The capacity to bring elements of an experience from one moment in time to another is the unique property of life forms. This remarkable property - the carrying of information across time - is the foundation of every biological process from reproduction to gene expression to cell division – from receptor-mediated communication to the development of more complex physiological systems (including neurodevelopment). To some degree, all of the organ systems in the human body have “memory.” This ability to carry elements of previous experience forward in time is the basis of the immune, the neuromuscular, and neuroendocrine systems. Through complex physiological processes, elements of experience can even be carried across generations. Elements of the collective experience of the species are reflected in the genome, while the experience of the individual is reflected in the expression of that genome.
No other biological system has developed more sophisticated capacity to make and store internal representations of the external world – and the internal world – than the human central nervous system, the human brain. All nerve cells ‘store’ information in a fashion that is contingent upon previous patterns of activity (see Singer, 1995; Thoenen, 1995). Neurons are specifically designed to modify in response to external cues (e.g., neurohormones, neurotransmitters, neurotrophic factors; Lauder, 1988). These neurophysiological and molecular neurobiological properties underlie all of the complex functions mediated by the brain (thinking, feeling and acting). During development, the cognitive, motor, emotional and ‘state’-regulating areas of the brain organize in response to experiences . And in each of the diverse brain systems which mediate specific functions, some element of previous experience is stored.
This storage involves complex neuromolecular processes – use-dependent changes in synaptic microarchitecture and intracellular alterations in various important chemicals involved in cellular communication and gene expression. The details – those that are known – are outside the scope of this chapter. Yet to understand that the physical properties of neurons change with experience is crucial to understanding the concept of memory. Simply stated – the brain changes with experience – all experience, good and bad. The focus of this chapter is how the brain changes by storing elements of a traumatic experience.

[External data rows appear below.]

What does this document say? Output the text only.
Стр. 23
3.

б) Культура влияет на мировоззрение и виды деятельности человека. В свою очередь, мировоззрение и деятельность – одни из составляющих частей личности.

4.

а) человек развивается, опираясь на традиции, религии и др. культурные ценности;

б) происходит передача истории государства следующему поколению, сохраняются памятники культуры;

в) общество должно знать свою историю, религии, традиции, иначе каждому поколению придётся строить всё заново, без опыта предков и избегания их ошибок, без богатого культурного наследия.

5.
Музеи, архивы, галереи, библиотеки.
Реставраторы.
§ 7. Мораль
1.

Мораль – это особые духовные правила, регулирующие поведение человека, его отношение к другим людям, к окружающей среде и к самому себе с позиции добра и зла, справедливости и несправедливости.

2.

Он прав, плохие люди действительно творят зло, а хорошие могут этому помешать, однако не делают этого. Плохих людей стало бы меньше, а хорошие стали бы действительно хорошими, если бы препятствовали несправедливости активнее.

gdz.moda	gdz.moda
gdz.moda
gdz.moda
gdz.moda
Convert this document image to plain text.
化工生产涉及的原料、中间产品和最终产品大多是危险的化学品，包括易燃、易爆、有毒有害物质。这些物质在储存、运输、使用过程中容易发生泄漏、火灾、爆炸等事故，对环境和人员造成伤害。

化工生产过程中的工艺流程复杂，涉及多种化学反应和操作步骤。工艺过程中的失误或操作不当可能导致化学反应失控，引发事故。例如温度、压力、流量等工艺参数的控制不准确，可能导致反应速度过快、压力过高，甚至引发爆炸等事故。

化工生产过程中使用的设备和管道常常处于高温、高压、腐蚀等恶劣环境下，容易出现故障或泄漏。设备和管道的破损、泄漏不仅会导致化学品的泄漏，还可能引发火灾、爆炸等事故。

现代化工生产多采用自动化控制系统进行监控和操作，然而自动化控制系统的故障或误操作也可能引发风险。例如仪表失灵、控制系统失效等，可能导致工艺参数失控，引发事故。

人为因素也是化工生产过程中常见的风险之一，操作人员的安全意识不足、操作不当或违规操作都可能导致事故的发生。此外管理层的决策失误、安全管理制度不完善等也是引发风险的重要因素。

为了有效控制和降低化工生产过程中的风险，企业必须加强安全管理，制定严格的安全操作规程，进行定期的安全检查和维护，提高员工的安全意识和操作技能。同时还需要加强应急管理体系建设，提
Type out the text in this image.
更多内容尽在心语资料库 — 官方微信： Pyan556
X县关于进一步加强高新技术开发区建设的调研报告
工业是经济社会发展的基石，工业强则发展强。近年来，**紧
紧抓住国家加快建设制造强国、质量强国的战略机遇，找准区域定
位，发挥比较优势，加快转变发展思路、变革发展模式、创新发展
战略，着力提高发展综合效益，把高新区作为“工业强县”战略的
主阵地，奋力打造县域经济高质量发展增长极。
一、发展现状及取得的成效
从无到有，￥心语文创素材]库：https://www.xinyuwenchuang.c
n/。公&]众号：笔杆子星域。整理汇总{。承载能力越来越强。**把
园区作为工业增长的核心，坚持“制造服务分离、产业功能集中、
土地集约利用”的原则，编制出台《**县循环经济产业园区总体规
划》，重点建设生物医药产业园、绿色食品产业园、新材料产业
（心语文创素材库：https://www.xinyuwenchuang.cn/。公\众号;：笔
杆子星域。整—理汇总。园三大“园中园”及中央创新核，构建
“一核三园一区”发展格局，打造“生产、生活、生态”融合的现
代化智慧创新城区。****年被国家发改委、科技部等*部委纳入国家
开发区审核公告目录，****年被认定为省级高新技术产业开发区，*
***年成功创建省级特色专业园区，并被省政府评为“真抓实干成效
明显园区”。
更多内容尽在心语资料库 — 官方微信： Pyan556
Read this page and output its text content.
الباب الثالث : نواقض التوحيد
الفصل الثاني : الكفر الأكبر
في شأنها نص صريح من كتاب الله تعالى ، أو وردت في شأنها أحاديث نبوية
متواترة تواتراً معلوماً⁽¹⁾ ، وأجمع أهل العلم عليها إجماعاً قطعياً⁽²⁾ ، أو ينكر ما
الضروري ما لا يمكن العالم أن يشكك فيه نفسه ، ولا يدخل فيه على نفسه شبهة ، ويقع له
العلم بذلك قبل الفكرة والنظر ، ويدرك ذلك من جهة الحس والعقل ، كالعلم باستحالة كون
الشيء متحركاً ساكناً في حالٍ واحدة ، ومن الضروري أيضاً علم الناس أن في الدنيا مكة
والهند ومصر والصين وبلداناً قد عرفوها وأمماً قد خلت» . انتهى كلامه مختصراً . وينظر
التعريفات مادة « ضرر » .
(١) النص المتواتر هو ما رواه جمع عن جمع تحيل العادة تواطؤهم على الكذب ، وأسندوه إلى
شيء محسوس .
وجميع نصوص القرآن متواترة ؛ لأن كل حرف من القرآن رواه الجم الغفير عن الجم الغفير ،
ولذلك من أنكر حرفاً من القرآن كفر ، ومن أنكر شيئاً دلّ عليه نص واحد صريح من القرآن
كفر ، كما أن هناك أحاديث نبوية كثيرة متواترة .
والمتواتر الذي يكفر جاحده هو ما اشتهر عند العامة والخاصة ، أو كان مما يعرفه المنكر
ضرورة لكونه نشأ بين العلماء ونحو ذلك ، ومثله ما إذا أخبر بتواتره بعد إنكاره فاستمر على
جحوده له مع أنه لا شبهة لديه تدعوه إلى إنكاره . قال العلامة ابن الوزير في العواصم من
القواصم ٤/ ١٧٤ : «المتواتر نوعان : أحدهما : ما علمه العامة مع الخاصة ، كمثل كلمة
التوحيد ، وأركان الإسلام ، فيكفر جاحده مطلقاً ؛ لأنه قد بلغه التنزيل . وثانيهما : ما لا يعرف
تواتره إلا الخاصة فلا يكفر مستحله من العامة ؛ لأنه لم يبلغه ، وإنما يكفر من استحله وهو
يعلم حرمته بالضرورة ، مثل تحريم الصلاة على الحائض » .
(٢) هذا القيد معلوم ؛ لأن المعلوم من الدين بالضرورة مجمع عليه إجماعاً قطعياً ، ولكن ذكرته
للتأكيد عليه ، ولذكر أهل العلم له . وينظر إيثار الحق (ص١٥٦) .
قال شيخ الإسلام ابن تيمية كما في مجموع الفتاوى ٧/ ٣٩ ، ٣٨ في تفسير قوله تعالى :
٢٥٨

The brain allows the individual to sense the external and internal environment, process this information, perceive and store elements of these sensations, and act to promote survival, and optimize our chances for successful mating – the key to survival of the species. In order to do this, the brain creates internal representations of the external world -- taking information that was once external to the organism, transforming this into patterned neuronal activity and, in a ‘use-dependent’ fashion, creating and storing these representations (e.g., Kandel and Schwartz, 1982; Maunsell, 1995). A further remarkable characteristic of this internal representation is that the brain makes and stores associations between the sensory information (e.g., sights, sounds, smells, positions, and emotions) from that specific event (e.g., the pairing of the growl of the sabertooth tiger and danger) allowing the individual to generalize to sensory information present in current or future events.